Yıllardır yapmaktan çekindiğim şeyi yaptım; çıkışta Anne Frank’ın kitabımı aldım. Rastgele bölümler açıp okumaya başladım.3 kasım 1943 tarihinde, “Evdeki büyükler kimi zaman iki yıldır kapalı duran koyu perdelerin arasından dışarıyı gözetlemekten kendilerini alamıyorlar. Sonuç: biri, fırtına yaklaşıyor, diyor. Diğeri, ne fark eder, ne önemi var ki? diye yanıtlıyor. Kimse önemsemeyecek, kimse fark etmeyecek, kimse duymayacak. İlgisizlik böyle başlıyor işte... Söylemesi kolay, ama böyle mi olmalı?” diye yazmış.

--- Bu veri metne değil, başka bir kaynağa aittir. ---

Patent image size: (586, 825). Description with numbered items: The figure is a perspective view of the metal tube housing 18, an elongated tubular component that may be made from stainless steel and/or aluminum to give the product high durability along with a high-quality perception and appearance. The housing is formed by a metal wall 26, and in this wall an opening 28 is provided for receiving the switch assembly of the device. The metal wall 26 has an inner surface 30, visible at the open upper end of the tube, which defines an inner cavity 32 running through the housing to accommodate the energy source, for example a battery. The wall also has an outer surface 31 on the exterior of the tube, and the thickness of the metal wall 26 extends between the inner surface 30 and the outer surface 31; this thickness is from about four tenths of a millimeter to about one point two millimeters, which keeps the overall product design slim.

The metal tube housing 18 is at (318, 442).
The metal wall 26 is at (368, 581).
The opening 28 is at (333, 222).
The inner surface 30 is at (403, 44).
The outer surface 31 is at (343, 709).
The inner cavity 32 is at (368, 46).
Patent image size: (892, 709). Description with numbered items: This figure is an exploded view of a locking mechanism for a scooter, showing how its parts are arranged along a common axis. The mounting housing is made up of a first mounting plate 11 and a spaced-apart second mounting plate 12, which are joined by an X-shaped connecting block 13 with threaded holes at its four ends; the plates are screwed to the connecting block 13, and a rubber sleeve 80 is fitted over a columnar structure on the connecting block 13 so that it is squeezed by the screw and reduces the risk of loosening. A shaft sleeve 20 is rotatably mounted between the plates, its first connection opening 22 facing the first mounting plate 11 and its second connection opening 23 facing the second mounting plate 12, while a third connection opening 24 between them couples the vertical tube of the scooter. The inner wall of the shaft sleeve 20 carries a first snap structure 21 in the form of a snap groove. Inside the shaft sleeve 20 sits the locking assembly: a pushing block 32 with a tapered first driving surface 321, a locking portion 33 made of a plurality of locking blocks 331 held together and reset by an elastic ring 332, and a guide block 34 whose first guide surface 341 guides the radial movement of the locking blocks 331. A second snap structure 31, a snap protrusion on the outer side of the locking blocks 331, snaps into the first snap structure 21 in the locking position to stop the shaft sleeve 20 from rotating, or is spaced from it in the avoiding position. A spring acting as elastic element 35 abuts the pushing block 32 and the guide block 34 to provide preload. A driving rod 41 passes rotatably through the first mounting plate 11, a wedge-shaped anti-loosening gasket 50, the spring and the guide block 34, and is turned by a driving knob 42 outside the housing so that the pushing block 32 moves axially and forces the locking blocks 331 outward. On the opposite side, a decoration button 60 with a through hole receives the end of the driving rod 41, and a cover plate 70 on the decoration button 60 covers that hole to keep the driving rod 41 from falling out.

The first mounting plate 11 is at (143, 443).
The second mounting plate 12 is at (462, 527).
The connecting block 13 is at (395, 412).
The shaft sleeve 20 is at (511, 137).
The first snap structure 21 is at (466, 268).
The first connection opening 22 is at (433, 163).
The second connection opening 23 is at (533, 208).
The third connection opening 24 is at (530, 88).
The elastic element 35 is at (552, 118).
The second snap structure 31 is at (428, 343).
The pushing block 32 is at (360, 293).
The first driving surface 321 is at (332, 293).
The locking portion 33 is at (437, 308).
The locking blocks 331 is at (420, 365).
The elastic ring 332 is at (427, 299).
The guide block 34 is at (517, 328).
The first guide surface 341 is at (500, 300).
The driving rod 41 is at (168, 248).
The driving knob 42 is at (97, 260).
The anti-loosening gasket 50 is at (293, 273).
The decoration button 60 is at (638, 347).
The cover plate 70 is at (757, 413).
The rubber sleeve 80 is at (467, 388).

Evin çıkışında Anne Frank’ın yaşamından resimler vardı, 26 adet resim. Hemen hepsinde gülüyordu, hemen hepsinde umut vardı, hepsinde mutlu bir çocuk vardı. Evin değişik yerlerinde güncesinden alınan kimi tümceler de umut doluydu, kimileriyse anlamazlık kelimeriyle... Bir resimde Anne okuldaki arkadaşlarıylaydı, bir diğerinde ailesiyle bir düğüne gidiyorlardı. Birinde elinde balon vardı, bir başkasında bir parkta oynuyordu. Ablasıya verdiği pozlar vardı, annesiyle, kardeşleriyle çekilmiş resimleri vardı.Bir deli tarafından yok edilmiş, 26 fotoğrafta özetlenen kısa bir yaşam. Ve resimlerin yanındaki duvarda bir not: Anne Frank 1945’de, Bergen-Belsen toplama kampında olasılıkla Şubat sonu Mart başında tifodan öldü. Mezarının yeri bilinmiyor.

Dışarı çıktığımda yüremiyordum. Birkaç adım attım, sonra oradan uzaklaşmak istemediğimi fark ettim, geri döndüm, eve dışarıdan baktım. Her ev gibi içinde yaşananları dışarı vurmayan bir evdi. Sadece artık Anne Frank’ın orada yaşamış olduğunu biliyorum, dedim kendime. Sonra da hemen düzelttim kendimi, yaşamış olduğunu değil, yaşamakta olduğunu, diye.